An Amplifier Listening Test Page 3

Given that the results came out as they did, can we conclude that the differences between the amplifiers are not audible? That is, of course, one possible conclusion, but a null result such as this raises many questions and alternative hypotheses and is essentially uninterpretable. While a positive result points to one or to a small set of conclusions, a null result tells us very little. Anything that can mess up a study can cause a null result. It is much easier to run a flawed study than a valid one and hence very easy to get a null result. (For this reason is it virtually impossible to publish a scientific paper that reports a null finding.)

In this case some factors that could have led to a null finding can be suggested. An obvious one is the listening conditions. With over 50 listeners packed into the testing room, we would assume that only a few were in a position nicely located between the speakers without a human body in the way. Another factor, characteristic of all the comparative listening tests we know of, is the relatively brief 90-second exposure each observer had.

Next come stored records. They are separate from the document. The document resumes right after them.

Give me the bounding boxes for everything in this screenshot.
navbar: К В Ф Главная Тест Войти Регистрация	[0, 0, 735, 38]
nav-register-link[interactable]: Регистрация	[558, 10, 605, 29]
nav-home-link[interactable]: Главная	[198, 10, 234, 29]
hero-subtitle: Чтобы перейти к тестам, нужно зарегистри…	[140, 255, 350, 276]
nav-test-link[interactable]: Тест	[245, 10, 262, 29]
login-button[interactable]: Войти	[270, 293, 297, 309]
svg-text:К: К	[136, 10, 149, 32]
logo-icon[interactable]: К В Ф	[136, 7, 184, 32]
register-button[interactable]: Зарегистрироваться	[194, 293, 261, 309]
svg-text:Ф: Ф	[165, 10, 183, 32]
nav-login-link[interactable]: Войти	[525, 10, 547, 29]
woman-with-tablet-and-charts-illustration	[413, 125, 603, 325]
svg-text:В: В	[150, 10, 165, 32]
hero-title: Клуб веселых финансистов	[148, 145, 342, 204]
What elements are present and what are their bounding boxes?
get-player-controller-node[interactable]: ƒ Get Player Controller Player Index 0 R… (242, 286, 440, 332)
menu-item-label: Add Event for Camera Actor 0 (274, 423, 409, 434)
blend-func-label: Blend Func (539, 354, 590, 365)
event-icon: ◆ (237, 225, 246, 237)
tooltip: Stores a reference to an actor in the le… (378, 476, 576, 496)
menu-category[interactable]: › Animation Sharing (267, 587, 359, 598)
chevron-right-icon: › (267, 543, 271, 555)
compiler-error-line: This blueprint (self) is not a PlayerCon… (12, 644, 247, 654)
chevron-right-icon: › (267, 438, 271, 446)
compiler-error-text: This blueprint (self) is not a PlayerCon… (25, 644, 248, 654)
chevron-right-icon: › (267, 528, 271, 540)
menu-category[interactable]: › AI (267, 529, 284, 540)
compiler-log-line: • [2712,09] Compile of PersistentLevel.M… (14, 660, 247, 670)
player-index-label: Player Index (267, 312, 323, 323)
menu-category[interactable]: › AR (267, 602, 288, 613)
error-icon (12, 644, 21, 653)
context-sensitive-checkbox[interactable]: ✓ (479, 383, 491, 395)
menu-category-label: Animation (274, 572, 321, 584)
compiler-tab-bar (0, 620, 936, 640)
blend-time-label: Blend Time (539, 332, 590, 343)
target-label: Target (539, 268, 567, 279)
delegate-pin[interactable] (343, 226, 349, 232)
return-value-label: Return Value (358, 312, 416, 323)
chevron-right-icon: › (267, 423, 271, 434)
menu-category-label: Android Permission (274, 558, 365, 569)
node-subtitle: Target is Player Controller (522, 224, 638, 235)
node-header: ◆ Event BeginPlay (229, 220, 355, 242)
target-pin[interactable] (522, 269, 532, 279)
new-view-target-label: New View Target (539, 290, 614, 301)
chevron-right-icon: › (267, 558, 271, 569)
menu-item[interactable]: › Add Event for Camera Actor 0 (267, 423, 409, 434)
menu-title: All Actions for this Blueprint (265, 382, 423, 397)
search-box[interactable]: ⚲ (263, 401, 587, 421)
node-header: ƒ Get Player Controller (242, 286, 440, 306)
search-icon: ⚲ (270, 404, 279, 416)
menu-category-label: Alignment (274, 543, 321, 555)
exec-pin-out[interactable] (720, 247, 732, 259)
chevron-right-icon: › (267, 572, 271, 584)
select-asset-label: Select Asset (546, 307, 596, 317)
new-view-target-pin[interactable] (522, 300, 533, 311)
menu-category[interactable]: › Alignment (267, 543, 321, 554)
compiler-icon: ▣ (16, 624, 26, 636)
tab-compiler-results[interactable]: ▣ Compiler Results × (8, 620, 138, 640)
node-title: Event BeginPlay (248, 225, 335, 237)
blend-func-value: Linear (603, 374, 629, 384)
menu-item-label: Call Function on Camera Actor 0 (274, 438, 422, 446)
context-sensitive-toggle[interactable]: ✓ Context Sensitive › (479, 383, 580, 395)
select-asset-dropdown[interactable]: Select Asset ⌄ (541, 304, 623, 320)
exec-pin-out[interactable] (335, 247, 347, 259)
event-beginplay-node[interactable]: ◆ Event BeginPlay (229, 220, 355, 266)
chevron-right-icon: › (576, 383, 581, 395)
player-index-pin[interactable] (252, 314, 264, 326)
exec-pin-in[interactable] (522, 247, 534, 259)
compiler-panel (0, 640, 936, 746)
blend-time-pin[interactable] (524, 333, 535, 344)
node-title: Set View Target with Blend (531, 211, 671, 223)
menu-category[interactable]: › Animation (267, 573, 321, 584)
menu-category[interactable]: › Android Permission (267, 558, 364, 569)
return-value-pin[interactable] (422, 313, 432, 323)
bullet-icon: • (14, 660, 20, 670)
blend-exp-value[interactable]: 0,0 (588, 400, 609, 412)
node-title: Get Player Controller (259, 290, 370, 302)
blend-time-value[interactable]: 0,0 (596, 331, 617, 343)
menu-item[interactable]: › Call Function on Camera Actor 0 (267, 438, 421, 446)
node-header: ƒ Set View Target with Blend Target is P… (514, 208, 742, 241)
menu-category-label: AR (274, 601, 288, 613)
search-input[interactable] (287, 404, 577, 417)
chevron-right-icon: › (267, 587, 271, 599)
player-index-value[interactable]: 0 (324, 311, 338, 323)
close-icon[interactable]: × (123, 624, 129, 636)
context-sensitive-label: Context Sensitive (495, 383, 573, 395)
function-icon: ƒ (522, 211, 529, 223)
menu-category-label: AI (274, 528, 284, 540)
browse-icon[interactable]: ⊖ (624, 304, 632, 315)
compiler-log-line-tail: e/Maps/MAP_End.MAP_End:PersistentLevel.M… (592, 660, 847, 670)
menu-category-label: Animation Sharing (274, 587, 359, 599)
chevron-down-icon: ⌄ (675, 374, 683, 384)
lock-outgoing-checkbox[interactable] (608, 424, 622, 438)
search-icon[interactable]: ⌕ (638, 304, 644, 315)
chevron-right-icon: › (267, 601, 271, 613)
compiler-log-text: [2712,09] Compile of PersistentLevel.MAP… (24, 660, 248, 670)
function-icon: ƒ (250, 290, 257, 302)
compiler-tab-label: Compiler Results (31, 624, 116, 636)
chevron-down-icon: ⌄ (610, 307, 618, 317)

As Atkinson pointed out in the introduction to the Stereophile study, it may take listening sessions much longer than 90 seconds for differences between amplifiers to be apparent.

Still another problem could result from people being influenced, consciously or not, by the gestures, body language, and possibly even by visible response-sheet answers of others in the room. If people are more concerned with their neighbors' subtle cues than the sounds they are supposed to be listening to, accuracy could very well fall to chance. Finally, we believe that design problems similar to those found in this study could either obscure real differences or create artificial ones.

One problem we have found in most of the amplifier tests we have read has to do with the particular selections of music used for "same" and "different" trials. In virtually every case a given selection is presented to listeners in either a "same" trial or a "different" trial, but not in both. This procedure creates a problem because a given piece may incline the listener to judge "same" or "different," whatever the truth may be—possibly because the selection's auditory characteristics are difficult to remember or because of any of dozens of extraneous factors known to affect perceptual judgments of this type. It is clear that a problem is created if a selection that biases a listener to say "same" is played through two different amplifiers; the bias will cause most people to give the wrong answer, and overall accuracy will seem worse than it really is.

If, on the other hand, this selection is played twice through the same amplifier, the bias will cause listeners to give an answer that falsely inflates their accuracy. Biases of this sort should average out over a large set of selections, but studies of amplifier audibility tend to use such a small number of selections that a strong bias for one or two selections can greatly affect the results. An alternative to using a large set of selections is a design in which each selection is presented, to different listeners, in both a "same" and a "different" trial. The study we report here used such a design, which we will describe below.

A repeat test
In order to overcome some of the flaws in the Stereophile study, we decided to set up a more nearly ideal testing situation. We purchased an Adcom GFA-555 power amp and a pair of VTL Monoblock 300s (both used, both checked out as up to current specs). Testing took place in a classroom at Pomona College that had been outfitted for listening and recording for a different project. This room had nonresonant masonry walls, ceiling, and floor, as well as a nonresonant (but not very effective) dropped acoustical ceiling. It was carpeted, and bats of jute rug pad were used to reduce reflections and to cover the windows and stifle their resonances. The signal source was a VTL-modified Magnavox CD player that fed the two amplifiers in parallel through an attenuating network with film resistors and Bourns potentiometers, the pots being used to equalize the effective gain for both amps. Before every listening session we equalized the outputs of the amplifiers at 1kHz, using a Fluke digital true-RMS meter accurate to three significant figures, and with the amplifiers driving the speakers.

Mogami Neglex was used for all interconnects, and all connections were soldered. The outputs of the amplifiers were fed through very robust 250-amp switches. The VTLs' outputs were switched to a 16 ohm load when it was not driving the speaker; the Adcom was not loaded when it was not driving the speaker. Cardas cable was used for all speaker cable. Several short pieces of cable were needed for the switching box, and two 18' lengths of Cardas Hexlink fed the speakers, Martin-Logan CLSes. We chose the CLSes because they are uncolored and transparent speakers that seemed likely to reveal differences between the amplifiers—also because we had no access to a B&W 801 of the kind used in the Stereophile test.

The listening panel consisted of eight people. Of these, three had long-term interests in high-fidelity sound and had "high-end" systems at home. The rest were recruited from those working in the building during the Summer. These five had interests in audio and music but were not consumers of high-end equipment. People were given the test either singly or in groups of two. They were well-positioned with respect to the speakers and, when two were tested at the same time, they sat so as not to be able to observe each other's reactions or responses (the room was very dimly lit).